December 26, 1985|ROSELLE M. LEWIS

Woman of Tomorrow by Kathy Keeton with Yvonne Baskin (St. Martin's/Marek: $16.95)

As president of the popular "consumer-science" magazine Omni, Kathy Keeton is an upbeat futurologist. She's trained her telescope on the dawning Space Age to espy a technological Utopia, full of wondrous productive people, able at the close of the 22nd Century to travel to our nearest star, Alpha Centauri.

But before this happy millennium arrives, women must throw off the shackles of their "technopeasantry" and join men as "experts in biomedicine, space sciences, engineering, and computer technology," disciplines women traditionally have avoided.

Though Keeton's view is visionary, her methodology is statistical. Omni has hired a prestigious research firm to query women all over the globe about the kinds of careers they would like to have--about marriage, the family, methods of conception (presently there are 11 variants on the "old-fahsioned method") and about housework. Yes, apparently the dust pile of the future will remain revoltingly real.

We focused on Nina. Born in 1985, she holds a Ph.D. in biology, and her NASA job, "biomining" on the moon, requires that she shuttle frequently between spaceships and Earth ports.

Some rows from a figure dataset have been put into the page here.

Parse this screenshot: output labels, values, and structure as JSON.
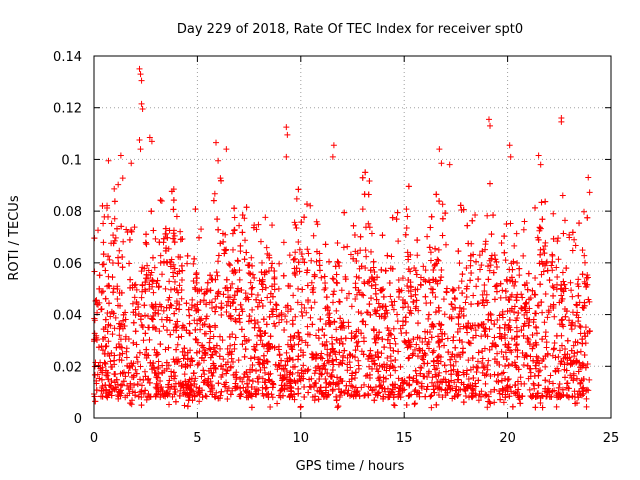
{
  "chart_data": {
    "type": "scatter",
    "title": "Day 229 of 2018, Rate Of TEC Index for receiver spt0",
    "xlabel": "GPS time / hours",
    "ylabel": "ROTI / TECUs",
    "xlim": [
      0,
      25
    ],
    "ylim": [
      0,
      0.14
    ],
    "xticks": [
      0,
      5,
      10,
      15,
      20,
      25
    ],
    "yticks": [
      0,
      0.02,
      0.04,
      0.06,
      0.08,
      0.1,
      0.12,
      0.14
    ],
    "xtick_labels": [
      "0",
      "5",
      "10",
      "15",
      "20",
      "25"
    ],
    "ytick_labels": [
      "0",
      "0.02",
      "0.04",
      "0.06",
      "0.08",
      "0.1",
      "0.12",
      "0.14"
    ],
    "grid": true,
    "marker": "+",
    "color": "#ff0000",
    "series": [
      {
        "name": "spt0",
        "x_range_hours": [
          0,
          24
        ],
        "description": "dense ROTI samples, roughly 0.005-0.09 TECU/min throughout the day",
        "outliers": [
          {
            "x": 0.7,
            "y": 0.0995
          },
          {
            "x": 1.3,
            "y": 0.1015
          },
          {
            "x": 1.8,
            "y": 0.0985
          },
          {
            "x": 2.2,
            "y": 0.135
          },
          {
            "x": 2.25,
            "y": 0.133
          },
          {
            "x": 2.3,
            "y": 0.1305
          },
          {
            "x": 2.3,
            "y": 0.1215
          },
          {
            "x": 2.35,
            "y": 0.1195
          },
          {
            "x": 2.2,
            "y": 0.1075
          },
          {
            "x": 2.7,
            "y": 0.1085
          },
          {
            "x": 2.8,
            "y": 0.107
          },
          {
            "x": 2.25,
            "y": 0.104
          },
          {
            "x": 5.9,
            "y": 0.1065
          },
          {
            "x": 6.0,
            "y": 0.0995
          },
          {
            "x": 6.4,
            "y": 0.104
          },
          {
            "x": 9.3,
            "y": 0.1125
          },
          {
            "x": 9.35,
            "y": 0.1095
          },
          {
            "x": 9.3,
            "y": 0.101
          },
          {
            "x": 11.6,
            "y": 0.1055
          },
          {
            "x": 11.55,
            "y": 0.101
          },
          {
            "x": 16.7,
            "y": 0.104
          },
          {
            "x": 16.8,
            "y": 0.0985
          },
          {
            "x": 17.2,
            "y": 0.098
          },
          {
            "x": 19.1,
            "y": 0.1155
          },
          {
            "x": 19.15,
            "y": 0.113
          },
          {
            "x": 20.1,
            "y": 0.1055
          },
          {
            "x": 20.15,
            "y": 0.101
          },
          {
            "x": 21.5,
            "y": 0.1015
          },
          {
            "x": 21.6,
            "y": 0.098
          },
          {
            "x": 22.6,
            "y": 0.116
          },
          {
            "x": 22.6,
            "y": 0.1145
          },
          {
            "x": 23.9,
            "y": 0.093
          }
        ]
      }
    ]
  }
}
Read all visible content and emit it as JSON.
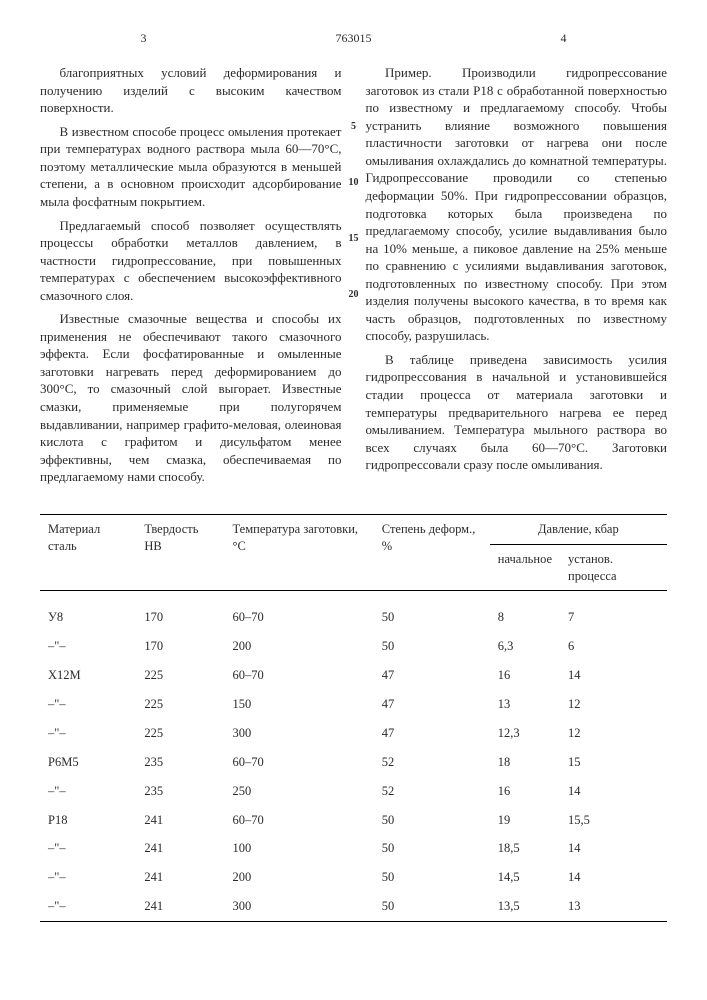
{
  "header": {
    "page_left": "3",
    "docnum": "763015",
    "page_right": "4"
  },
  "linenums": {
    "l5": "5",
    "l10": "10",
    "l15": "15",
    "l20": "20"
  },
  "text": {
    "p1": "благоприятных условий деформирования и получению изделий с высоким качеством поверхности.",
    "p2": "В известном способе процесс омыления протекает при температурах водного раствора мыла 60—70°С, поэтому металлические мыла образуются в меньшей степени, а в основном происходит адсорбирование мыла фосфатным покрытием.",
    "p3": "Предлагаемый способ позволяет осуществлять процессы обработки металлов давлением, в частности гидропрессование, при повышенных температурах с обеспечением высокоэффективного смазочного слоя.",
    "p4": "Известные смазочные вещества и способы их применения не обеспечивают такого смазочного эффекта. Если фосфатированные и омыленные заготовки нагревать перед деформированием до 300°С, то смазочный слой выгорает. Известные смазки, применяемые при полугорячем выдавливании, например графито-меловая, олеиновая кислота с графитом и дисульфатом менее эффективны, чем смазка, обеспечиваемая по предлагаемому нами способу.",
    "p5": "Пример. Производили гидропрессование заготовок из стали Р18 с обработанной поверхностью по известному и предлагаемому способу. Чтобы устранить влияние возможного повышения пластичности заготовки от нагрева они после омыливания охлаждались до комнатной температуры. Гидропрессование проводили со степенью деформации 50%. При гидропрессовании образцов, подготовка которых была произведена по предлагаемому способу, усилие выдавливания было на 10% меньше, а пиковое давление на 25% меньше по сравнению с усилиями выдавливания заготовок, подготовленных по известному способу. При этом изделия получены высокого качества, в то время как часть образцов, подготовленных по известному способу, разрушилась.",
    "p6": "В таблице приведена зависимость усилия гидропрессования в начальной и установившейся стадии процесса от материала заготовки и температуры предварительного нагрева ее перед омыливанием. Температура мыльного раствора во всех случаях была 60—70°С. Заготовки гидропрессовали сразу после омыливания."
  },
  "table": {
    "headers": {
      "material": "Материал сталь",
      "hardness": "Твердость НВ",
      "temp": "Температура заготовки, °С",
      "deform": "Степень деформ., %",
      "pressure_group": "Давление, кбар",
      "p_initial": "начальное",
      "p_steady": "установ. процесса"
    },
    "rows": [
      {
        "mat": "У8",
        "hb": "170",
        "temp": "60–70",
        "def": "50",
        "p0": "8",
        "p1": "7"
      },
      {
        "mat": "–\"–",
        "hb": "170",
        "temp": "200",
        "def": "50",
        "p0": "6,3",
        "p1": "6"
      },
      {
        "mat": "Х12М",
        "hb": "225",
        "temp": "60–70",
        "def": "47",
        "p0": "16",
        "p1": "14"
      },
      {
        "mat": "–\"–",
        "hb": "225",
        "temp": "150",
        "def": "47",
        "p0": "13",
        "p1": "12"
      },
      {
        "mat": "–\"–",
        "hb": "225",
        "temp": "300",
        "def": "47",
        "p0": "12,3",
        "p1": "12"
      },
      {
        "mat": "Р6М5",
        "hb": "235",
        "temp": "60–70",
        "def": "52",
        "p0": "18",
        "p1": "15"
      },
      {
        "mat": "–\"–",
        "hb": "235",
        "temp": "250",
        "def": "52",
        "p0": "16",
        "p1": "14"
      },
      {
        "mat": "Р18",
        "hb": "241",
        "temp": "60–70",
        "def": "50",
        "p0": "19",
        "p1": "15,5"
      },
      {
        "mat": "–\"–",
        "hb": "241",
        "temp": "100",
        "def": "50",
        "p0": "18,5",
        "p1": "14"
      },
      {
        "mat": "–\"–",
        "hb": "241",
        "temp": "200",
        "def": "50",
        "p0": "14,5",
        "p1": "14"
      },
      {
        "mat": "–\"–",
        "hb": "241",
        "temp": "300",
        "def": "50",
        "p0": "13,5",
        "p1": "13"
      }
    ]
  }
}
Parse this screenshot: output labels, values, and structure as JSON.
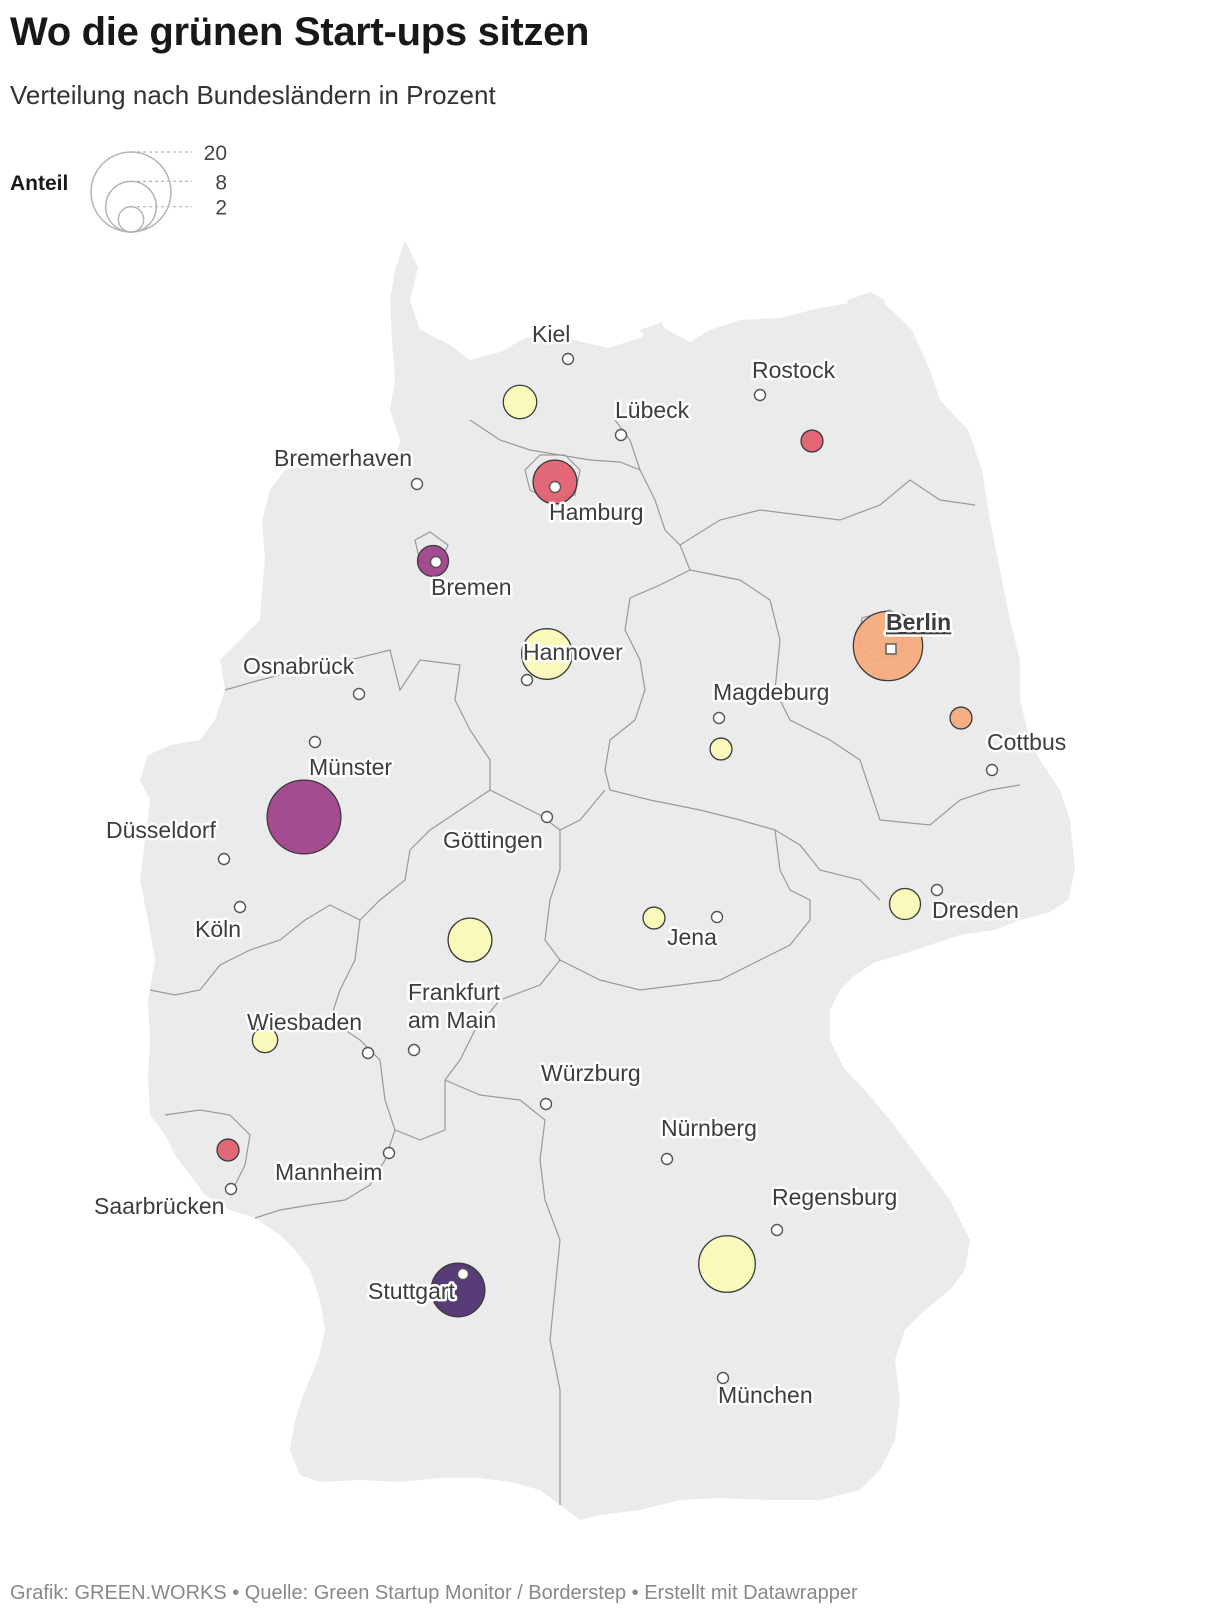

Married to Paul, a space-law expert, Nina undergoes successful in vitro fertilization and now feels darned lucky, with the baby coming, to have invested in Maxwell III, a superior robot any earthling would covet.

"Woman of Tomorrow," a superb book of imagination and information, posits the future most entertainingly. There will be life-extending drugs, pills to enhance memory and intelligence, genetic engineering to select the sex, personality and specific abilities of one's children--and, for what it's worth--attempts at male pregnancies. But, oh brave new world, not until the year 2010 will the United States elect a woman president.